2. Frederick the Great also annexed Silesia (see Graph 2.A) and developed it into the arsenal of Germany. A few dynamic bureaucratentrepreneurs continued the task after his death by using such measures as industrial espionage and poaching of skilled workers during the late eighteenth and early nineteenth centuries, setting up Craft Institutes in 1820 to train skilled workers, subsidizing foreign trips to gather information, collecting foreign machines for copying, and supporting business start-ups in machinery, the steam engine and locomotive industries.
3. Reorientation of education from theology to science and technology, which was at the time not taught in Oxford or Cambridge.
The role of the state in the development of Germany was also emphasized by Gerschenkorn (1962). His study points to the efforts made by the European late developers to catch up with the forerunners.
In his study of the Tsarist industrialization in Russia (1861-1903, with emphasis placed on the 1892-1903 Witte period), he highlights five important aspects of the Russian efforts towards industrialization: railway construction, heavy industry development, tariff protection, adoption of gold standard, and forced savings. Gerschenkron s main thesis is that while the early developers relied very little on the state, the greater the degree of backwardness, the greater the degree of state intervention among the later developers.

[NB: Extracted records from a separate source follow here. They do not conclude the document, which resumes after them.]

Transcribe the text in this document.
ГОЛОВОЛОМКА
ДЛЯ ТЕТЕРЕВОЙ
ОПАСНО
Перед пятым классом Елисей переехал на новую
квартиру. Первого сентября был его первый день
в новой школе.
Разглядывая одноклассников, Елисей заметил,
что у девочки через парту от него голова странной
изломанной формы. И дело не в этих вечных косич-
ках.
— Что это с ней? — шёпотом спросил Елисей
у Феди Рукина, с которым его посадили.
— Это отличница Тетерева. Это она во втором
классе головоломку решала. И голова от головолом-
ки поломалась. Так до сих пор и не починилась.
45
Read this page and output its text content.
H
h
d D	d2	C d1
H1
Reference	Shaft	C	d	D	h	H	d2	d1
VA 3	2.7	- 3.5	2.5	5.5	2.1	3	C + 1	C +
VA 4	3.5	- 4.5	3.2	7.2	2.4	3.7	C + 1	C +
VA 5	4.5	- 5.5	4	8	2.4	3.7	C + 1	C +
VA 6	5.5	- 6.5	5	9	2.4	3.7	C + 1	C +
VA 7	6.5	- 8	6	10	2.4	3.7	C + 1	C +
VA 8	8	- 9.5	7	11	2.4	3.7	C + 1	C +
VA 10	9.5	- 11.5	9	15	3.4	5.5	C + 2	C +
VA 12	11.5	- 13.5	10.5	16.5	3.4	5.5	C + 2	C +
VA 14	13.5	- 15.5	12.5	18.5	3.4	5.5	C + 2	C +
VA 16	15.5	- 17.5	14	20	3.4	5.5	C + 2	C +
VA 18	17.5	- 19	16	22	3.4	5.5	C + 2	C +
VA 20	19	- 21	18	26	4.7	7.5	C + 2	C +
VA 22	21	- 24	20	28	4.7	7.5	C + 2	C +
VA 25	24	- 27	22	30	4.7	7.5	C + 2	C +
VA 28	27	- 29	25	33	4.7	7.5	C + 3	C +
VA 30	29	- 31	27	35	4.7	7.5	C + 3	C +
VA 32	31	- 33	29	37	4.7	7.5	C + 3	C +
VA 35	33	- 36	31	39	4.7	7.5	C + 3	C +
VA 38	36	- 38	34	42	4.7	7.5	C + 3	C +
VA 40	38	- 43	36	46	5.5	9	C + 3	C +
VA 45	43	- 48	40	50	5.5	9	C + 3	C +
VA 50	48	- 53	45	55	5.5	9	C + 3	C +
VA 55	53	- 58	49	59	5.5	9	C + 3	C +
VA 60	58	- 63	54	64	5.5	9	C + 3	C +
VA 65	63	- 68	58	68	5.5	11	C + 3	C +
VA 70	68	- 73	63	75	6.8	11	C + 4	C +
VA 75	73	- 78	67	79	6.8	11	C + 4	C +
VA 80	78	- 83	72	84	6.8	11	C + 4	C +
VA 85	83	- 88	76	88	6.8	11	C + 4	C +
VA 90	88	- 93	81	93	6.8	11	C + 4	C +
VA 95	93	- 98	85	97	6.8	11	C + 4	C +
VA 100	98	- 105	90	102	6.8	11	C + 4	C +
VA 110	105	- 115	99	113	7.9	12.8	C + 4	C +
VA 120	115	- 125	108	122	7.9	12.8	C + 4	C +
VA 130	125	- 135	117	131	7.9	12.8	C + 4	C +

Weiss and Hobson (1995: ch. 4) agree with Gerschenkron on the importance of the role of state in economic development, but dispute with him on the interpretation of the experiences of Britain (an early developer) and Russia (a late developer). They argue that British industrialization during 1688-1815 was accompanied by a proliferation of relatively long and costly wars. They estimate that by 1815, national debt has risen to some 180 percent of British national income.
The accumulation of debt from 1688-1815 was therefore higher than that accumulated from 1914 to 1965, the period covering two world wars (1995: ch.4). Taxation in Britain, consisting mainly of indirect taxes, was the heaviest among European countries.
Under the influence of mercantilism, Britain s tariff rates were also very high, the average rate amounting to 27 percent in 1688-1795, and 40 percent in 1796-1846, which were among, if not the highest in Europe (Weiss-Hobson, 1995: 124), as argued in earlier Lectures. Also, as noted earlier, the state cultivated the financial market so it could borrow from the private sector at reasonably low cost.
So Weiss-Hobson argue that the state played a major role in promoting capitalism, mainly for the purpose of engaging in wars. The autocracy (as opposed to the Finance Ministry) in Tsarist Russia, on the other hand, did not promote capitalism with similar levels of effort, because they did not consider their defeat in the Crimean War a very serious matter. So although Tsarist Russia did industrialize to a certain degree, its per capita income was still among the lowest in Europe prior to the Revolution.
If the state did play major roles in either the early or late European developers, there could still be functional substitutes as Shin (1996) and others argue. Shin notes that during the period of British industrialization in the eighteenth and early nineteenth century, the leading sectors were cotton textiles and machinery industries, where economies of scale were not so important.
In its attempt to catch-up, there emerged investment banks in Germany, a semibackward country, that financed and coordinated large investment in capital goods industry ( growth sectors ) and achieved economies of scale comparable to that of the forerunner at the firm level (although the overall or national capital investment was lower).
It was therefore a functional substitute for the British unorganized market at that time, just as Japan s and Korea s business groups replaced the part of the function of capital market that deals with big-ticket and long-term investment in our own times (Shin, 1996: 55-57).